Step-by-step explanation:
To solve this problem, we can use the formula for compound interest: A = P(1+r/n)^(nt), where A is the final amount, P is the principal amount, r is the annual interest rate, n is the number of times interest is compounded per year, and t is the number of years.
In this case, both Sue and Scott save $100 per month, which is $1200 per year. The interest rate is 4.5%, so r = 0.045. Sue saves $100 at the beginning of each month, so the number of times interest is compounded is 12 times per year (monthly), while Scott saves $100 at the end of each month, so the number of times interest is compounded is also 12 times per year. The number of years is 5.

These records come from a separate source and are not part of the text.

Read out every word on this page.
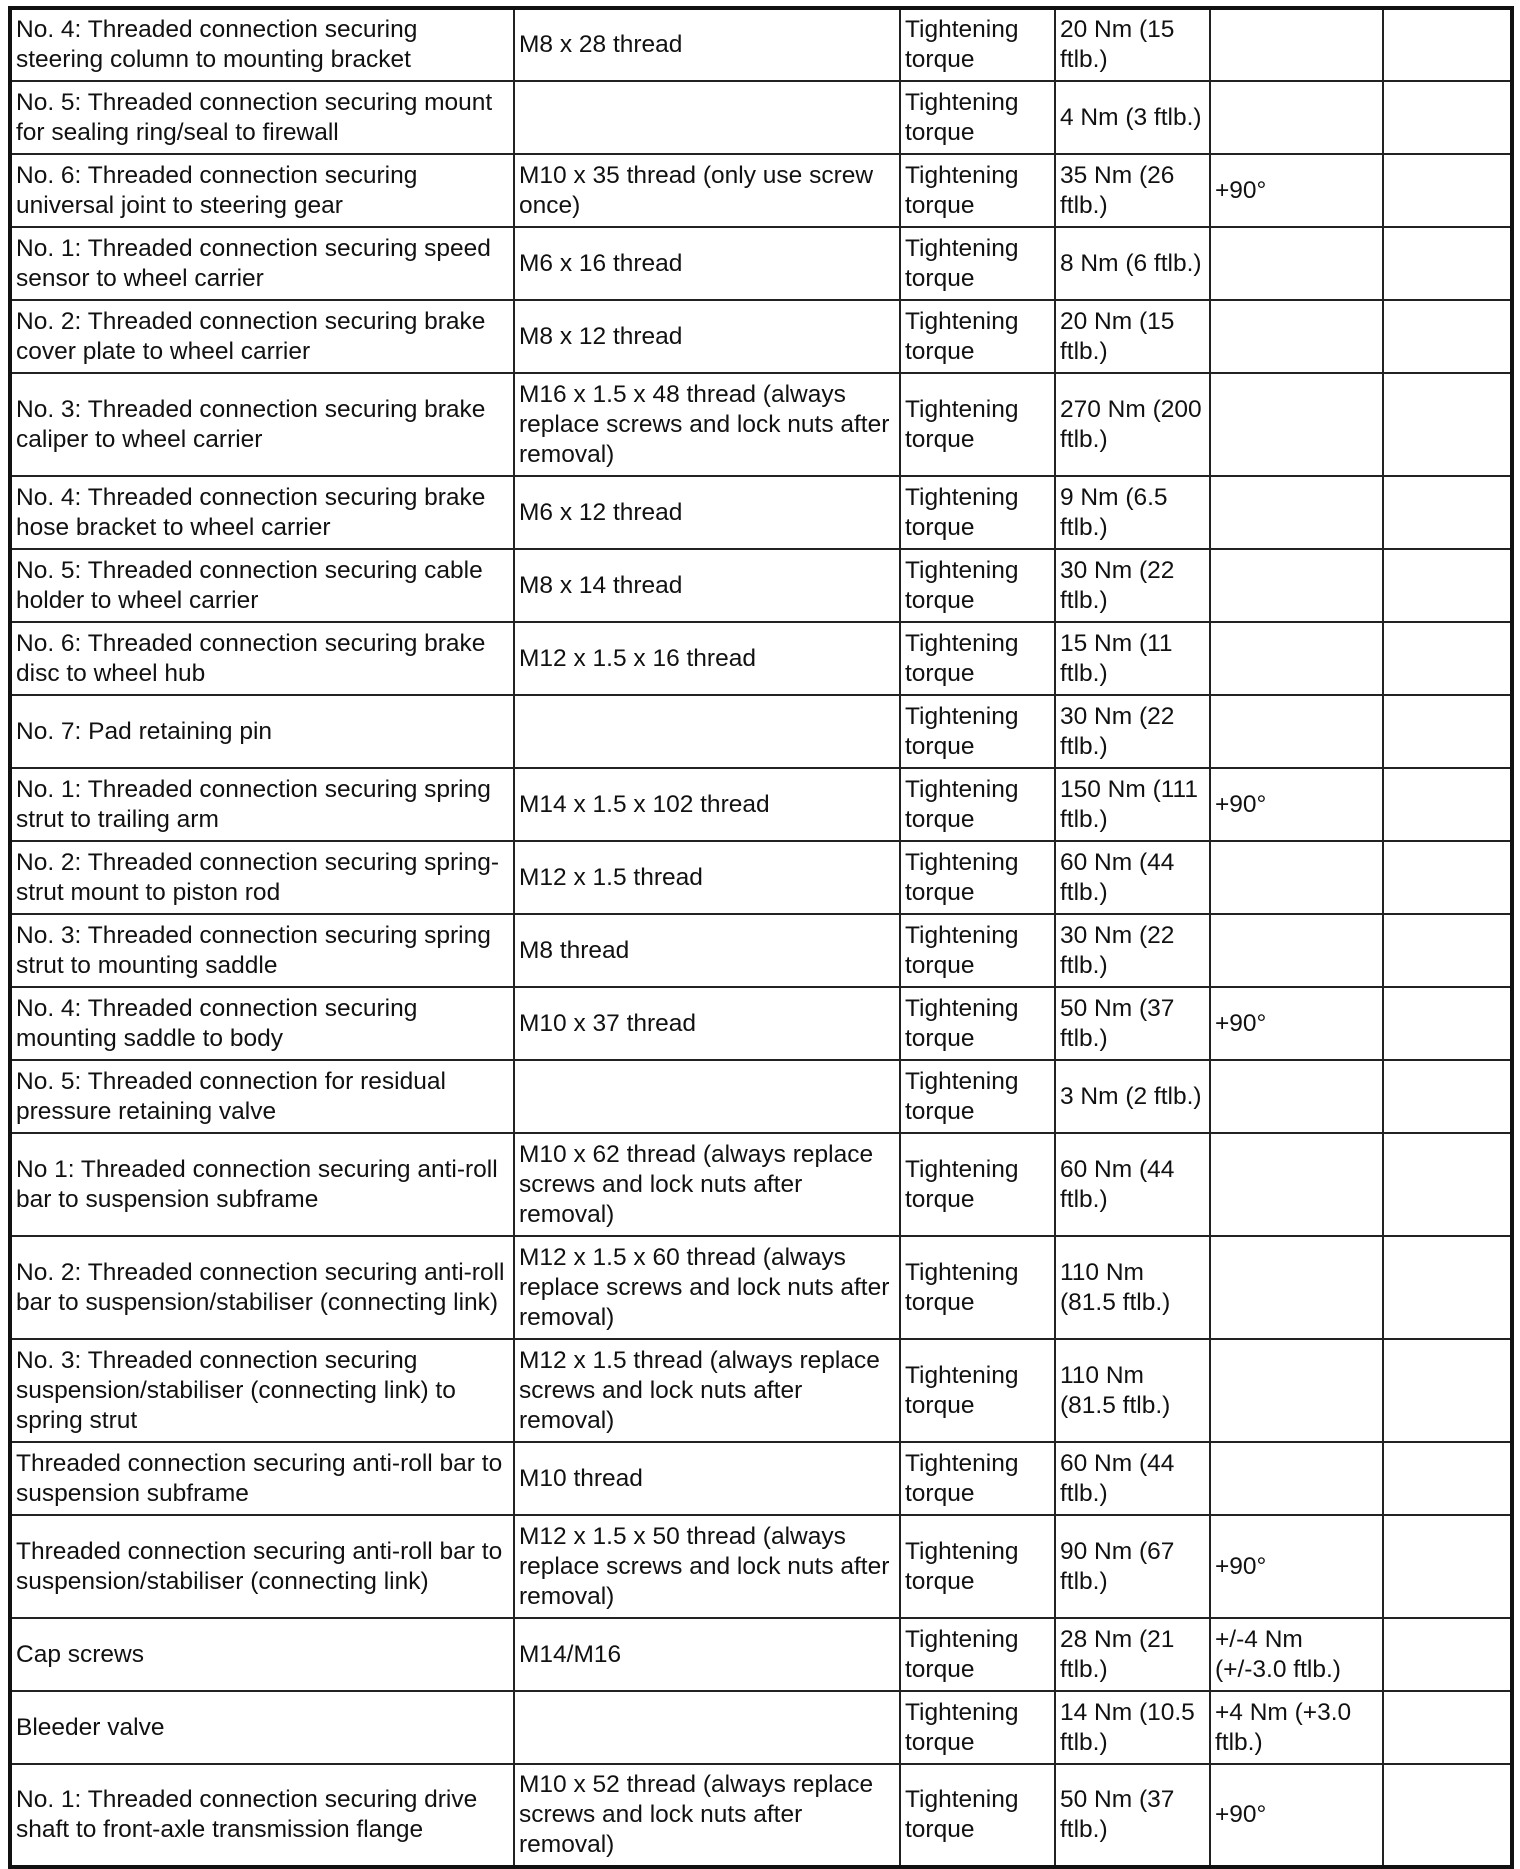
No. 4: Threaded connection securing steering column to mounting bracket	M8 x 28 thread	Tightening torque	20 Nm (15 ftlb.)		
No. 5: Threaded connection securing mount for sealing ring/seal to firewall		Tightening torque	4 Nm (3 ftlb.)		
No. 6: Threaded connection securing universal joint to steering gear	M10 x 35 thread (only use screw once)	Tightening torque	35 Nm (26 ftlb.)	+90°	
No. 1: Threaded connection securing speed sensor to wheel carrier	M6 x 16 thread	Tightening torque	8 Nm (6 ftlb.)		
No. 2: Threaded connection securing brake cover plate to wheel carrier	M8 x 12 thread	Tightening torque	20 Nm (15 ftlb.)		
No. 3: Threaded connection securing brake caliper to wheel carrier	M16 x 1.5 x 48 thread (always replace screws and lock nuts after removal)	Tightening torque	270 Nm (200 ftlb.)		
No. 4: Threaded connection securing brake hose bracket to wheel carrier	M6 x 12 thread	Tightening torque	9 Nm (6.5 ftlb.)		
No. 5: Threaded connection securing cable holder to wheel carrier	M8 x 14 thread	Tightening torque	30 Nm (22 ftlb.)		
No. 6: Threaded connection securing brake disc to wheel hub	M12 x 1.5 x 16 thread	Tightening torque	15 Nm (11 ftlb.)		
No. 7: Pad retaining pin		Tightening torque	30 Nm (22 ftlb.)		
No. 1: Threaded connection securing spring strut to trailing arm	M14 x 1.5 x 102 thread	Tightening torque	150 Nm (111 ftlb.)	+90°	
No. 2: Threaded connection securing spring-strut mount to piston rod	M12 x 1.5 thread	Tightening torque	60 Nm (44 ftlb.)		
No. 3: Threaded connection securing spring strut to mounting saddle	M8 thread	Tightening torque	30 Nm (22 ftlb.)		
No. 4: Threaded connection securing mounting saddle to body	M10 x 37 thread	Tightening torque	50 Nm (37 ftlb.)	+90°	
No. 5: Threaded connection for residual pressure retaining valve		Tightening torque	3 Nm (2 ftlb.)		
No 1: Threaded connection securing anti-roll bar to suspension subframe	M10 x 62 thread (always replace screws and lock nuts after removal)	Tightening torque	60 Nm (44 ftlb.)		
No. 2: Threaded connection securing anti-roll bar to suspension/stabiliser (connecting link)	M12 x 1.5 x 60 thread (always replace screws and lock nuts after removal)	Tightening torque	110 Nm (81.5 ftlb.)		
No. 3: Threaded connection securing suspension/stabiliser (connecting link) to spring strut	M12 x 1.5 thread (always replace screws and lock nuts after removal)	Tightening torque	110 Nm (81.5 ftlb.)		
Threaded connection securing anti-roll bar to suspension subframe	M10 thread	Tightening torque	60 Nm (44 ftlb.)		
Threaded connection securing anti-roll bar to suspension/stabiliser (connecting link)	M12 x 1.5 x 50 thread (always replace screws and lock nuts after removal)	Tightening torque	90 Nm (67 ftlb.)	+90°	
Cap screws	M14/M16	Tightening torque	28 Nm (21 ftlb.)	+/-4 Nm (+/-3.0 ftlb.)	
Bleeder valve		Tightening torque	14 Nm (10.5 ftlb.)	+4 Nm (+3.0 ftlb.)	
No. 1: Threaded connection securing drive shaft to front-axle transmission flange	M10 x 52 thread (always replace screws and lock nuts after removal)	Tightening torque	50 Nm (37 ftlb.)	+90°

Using the formula, Sue's final amount after 5 years is:
A = 1200(1+0.045/12)^(12*5) = $6772.42
Scott's final amount after 5 years is:
A = 1200(1+0.045/12)^(12*5) = $6772.41
So, Sue will have $6772.42 at the end of the five years, while Scott will have $6772.41. Therefore, the correct statement is that Sue will have $25.17 more in her account than Scott will have in his account at the end of the five years.